I’ll look forward to anyone who might be able to shed a little, eh, light.

Best wishes
James

 

[phinds]

in GR what matters is the stress-energy tensor and while photons are massless they do not have a zero stress-energy tensor value and therefore they follow geodesics in space-time, which in other words means they are "attracted" (not really the right word) to massive objects (thus "Einstein Rings").

Since two photons each have non-zero values of stress-energy tensor, they do "attract" each other but to such a trivial extent that calling it "negligible" would be grossly overstating the attractiveness.

 

[Nugatory]

One caution here: The observed phenomenon we're talking about here is the deflection of a beam of light by gravitational effects.

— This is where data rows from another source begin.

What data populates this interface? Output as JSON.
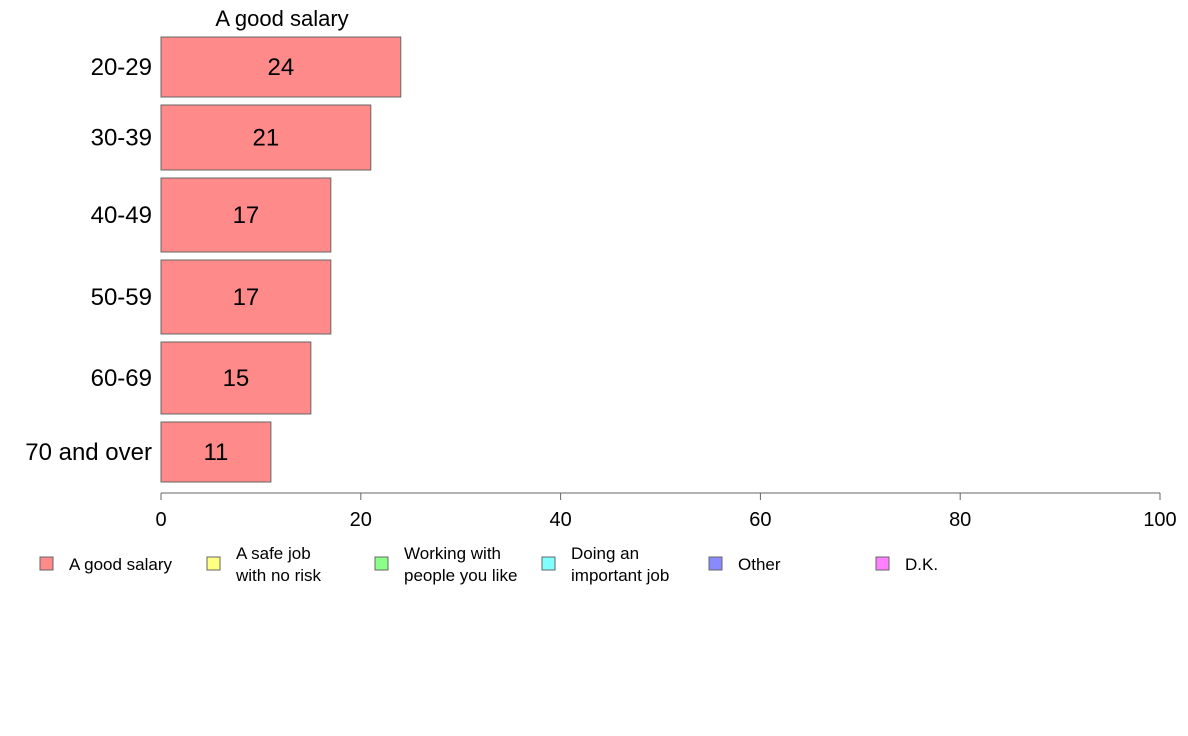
{
  "chart_data": {
    "type": "bar",
    "orientation": "horizontal",
    "title": "A good salary",
    "categories": [
      "20-29",
      "30-39",
      "40-49",
      "50-59",
      "60-69",
      "70 and over"
    ],
    "series": [
      {
        "name": "A good salary",
        "values": [
          24,
          21,
          17,
          17,
          15,
          11
        ],
        "color": "#ff8a8a"
      }
    ],
    "data_labels": [
      "24",
      "21",
      "17",
      "17",
      "15",
      "11"
    ],
    "xlim": [
      0,
      100
    ],
    "x_ticks": [
      0,
      20,
      40,
      60,
      80,
      100
    ],
    "grid": false,
    "legend_position": "bottom",
    "legend": [
      {
        "label": [
          "A good salary"
        ],
        "color": "#ff8a8a"
      },
      {
        "label": [
          "A safe job",
          "with no risk"
        ],
        "color": "#ffff80"
      },
      {
        "label": [
          "Working with",
          "people you like"
        ],
        "color": "#8aff8a"
      },
      {
        "label": [
          "Doing an",
          "important job"
        ],
        "color": "#80ffff"
      },
      {
        "label": [
          "Other"
        ],
        "color": "#8a8aff"
      },
      {
        "label": [
          "D.K."
        ],
        "color": "#ff80ff"
      }
    ]
  }
}
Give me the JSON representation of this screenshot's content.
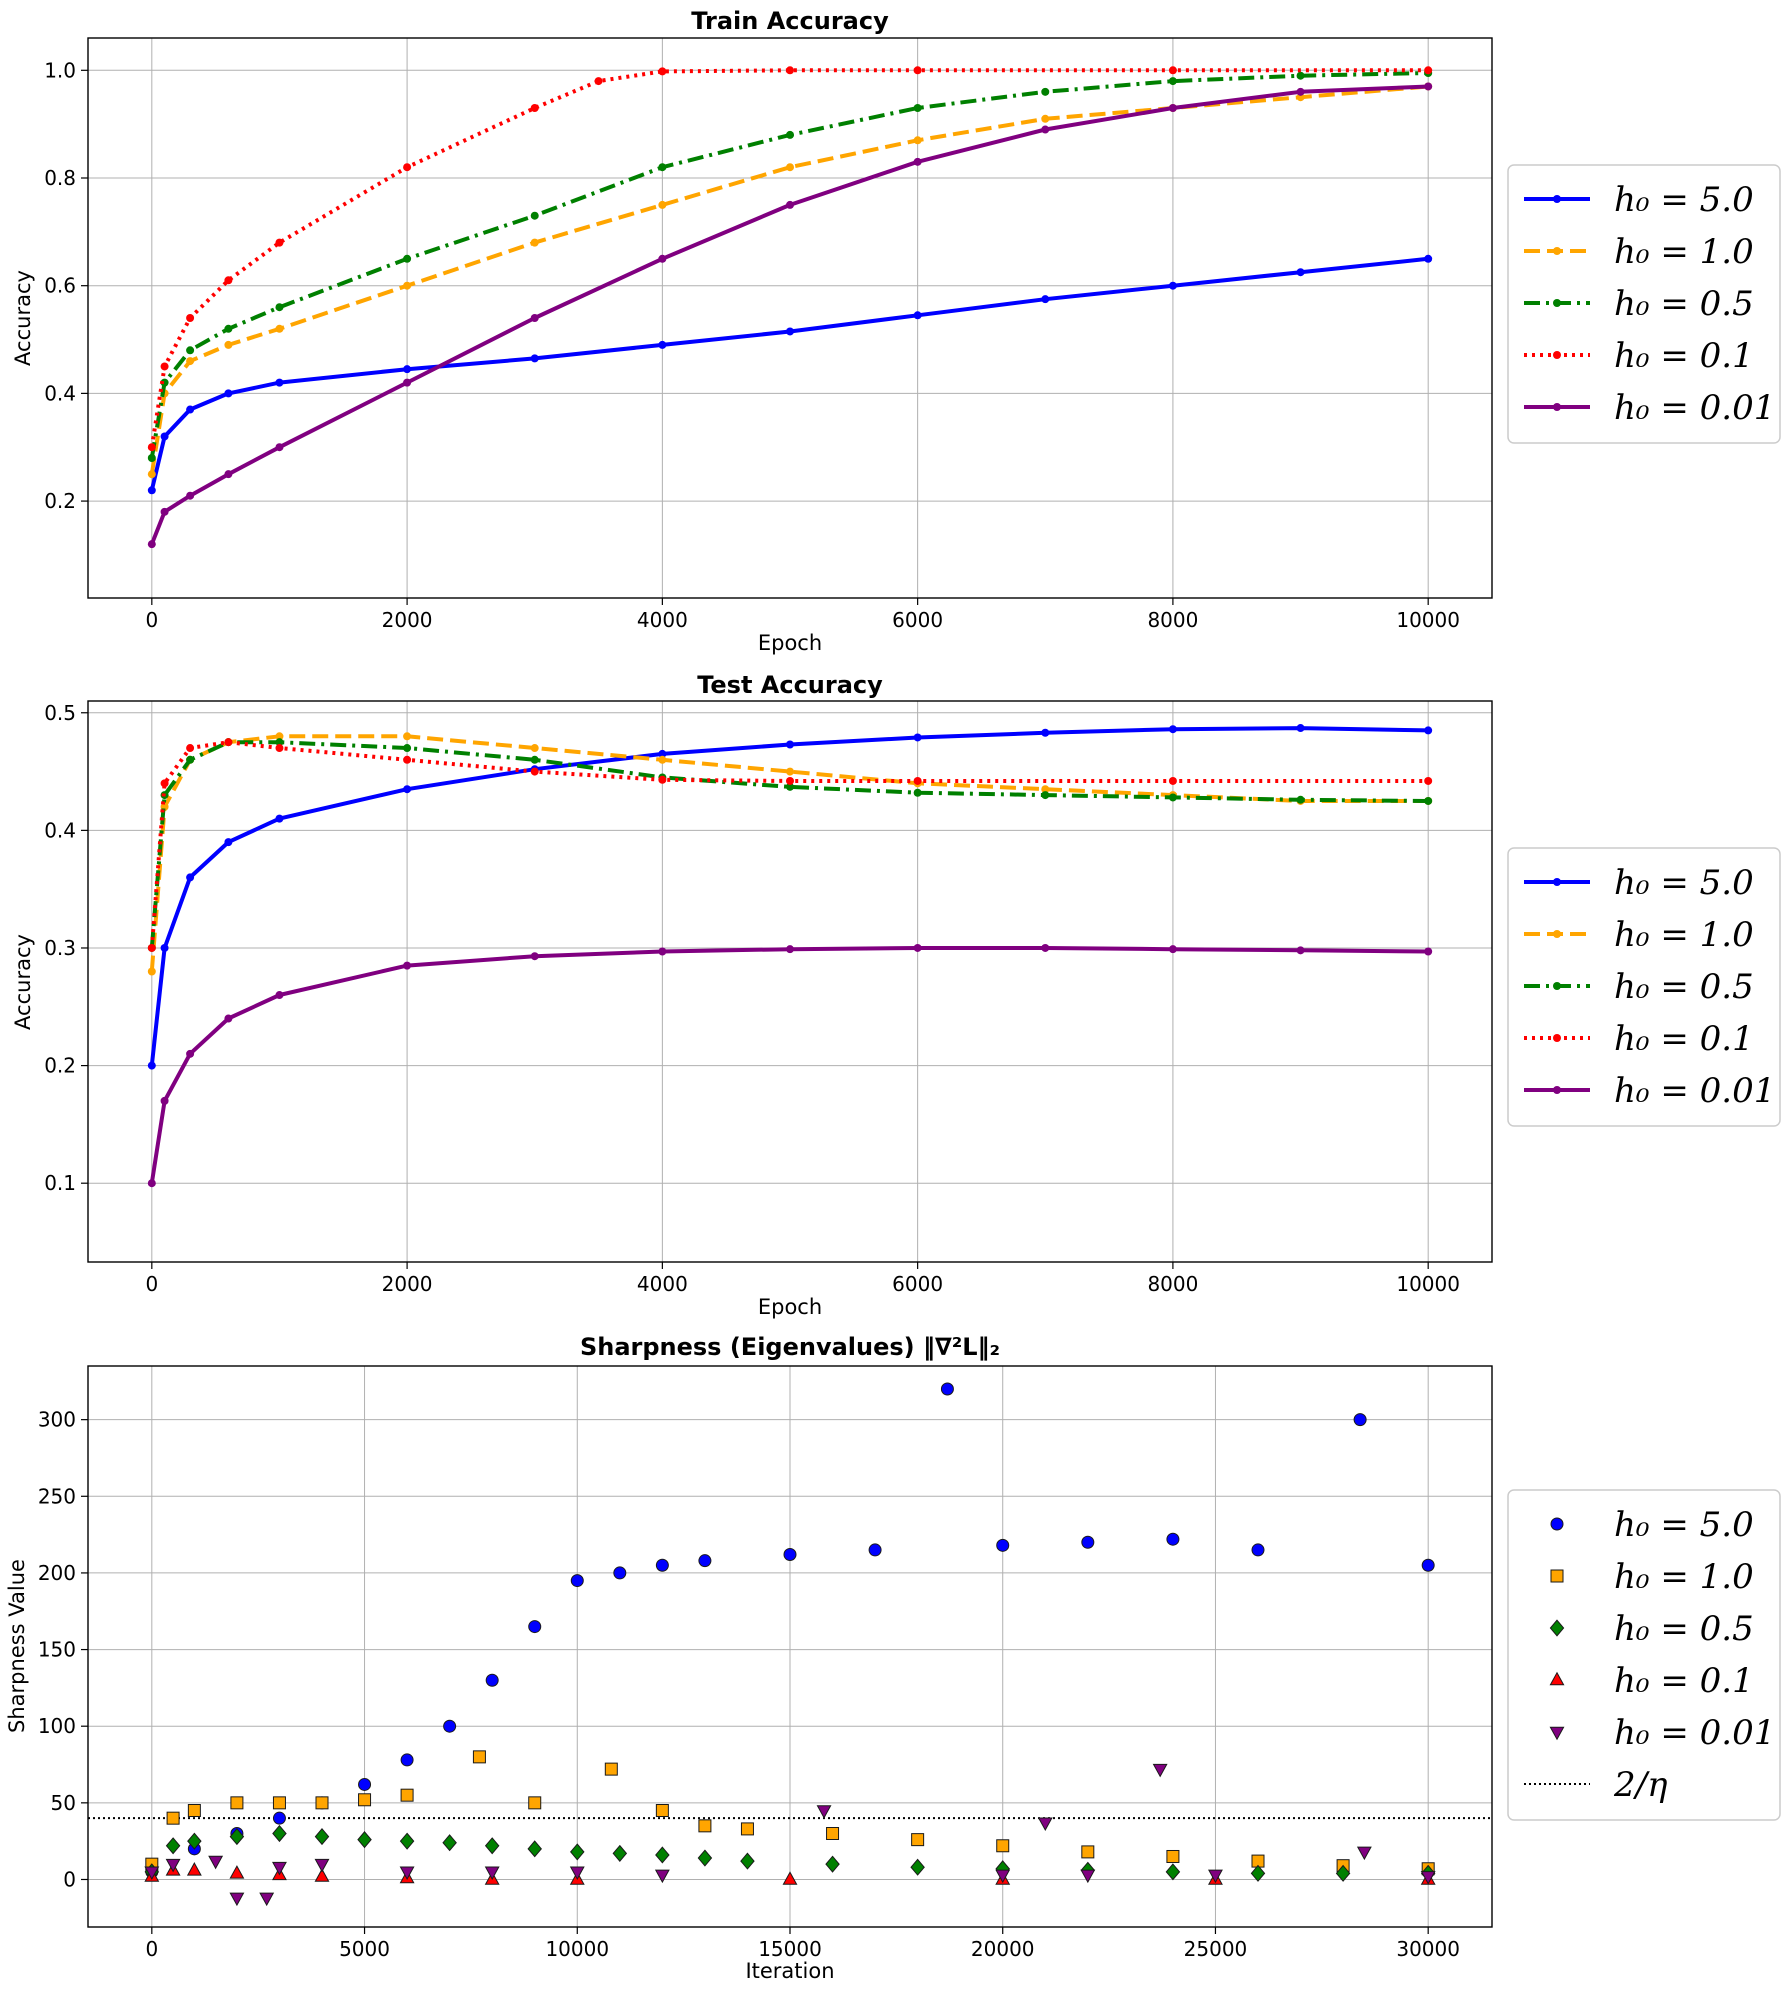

It's not clear that this phenomenon can be understood in terms of a force on photons, or even that that notion is meaningful.

 

[Pauljamestill]

I’m so thrilled that you two have taken the time to share your thoguhts, I really appreciate it.

I have had to go away for a weeks but I’m excited to look into what you’re shared and I will respond and thank you all, hopefully soon

Best wishes
Paul

 

[Haelfix]

For the general notion of the deflection of light by gravitational effects, the effect can also be studied in the weak field limit where there is a certain notion of 'force'.

The calculations for this are quite illuminating actually and can lead to quite paradoxical results, such as for the case of two photons. It turns out that they do NOT attract each other gravitationally if they are traveling parallel to each other. On the other hand they do attract each other gravitationally if they are traveling antiparallel.

This was shown long ago by Tolman and Ehrenfest, and was shown in the context of field theory by Wheeler.

 

[chaszz]

The spacetime near a star is bent by the star’s gravity. A photon traveling through that spacetime follows the bent pathway. According to Einstein, this a more accurate way of describing it than speaking of “attraction.”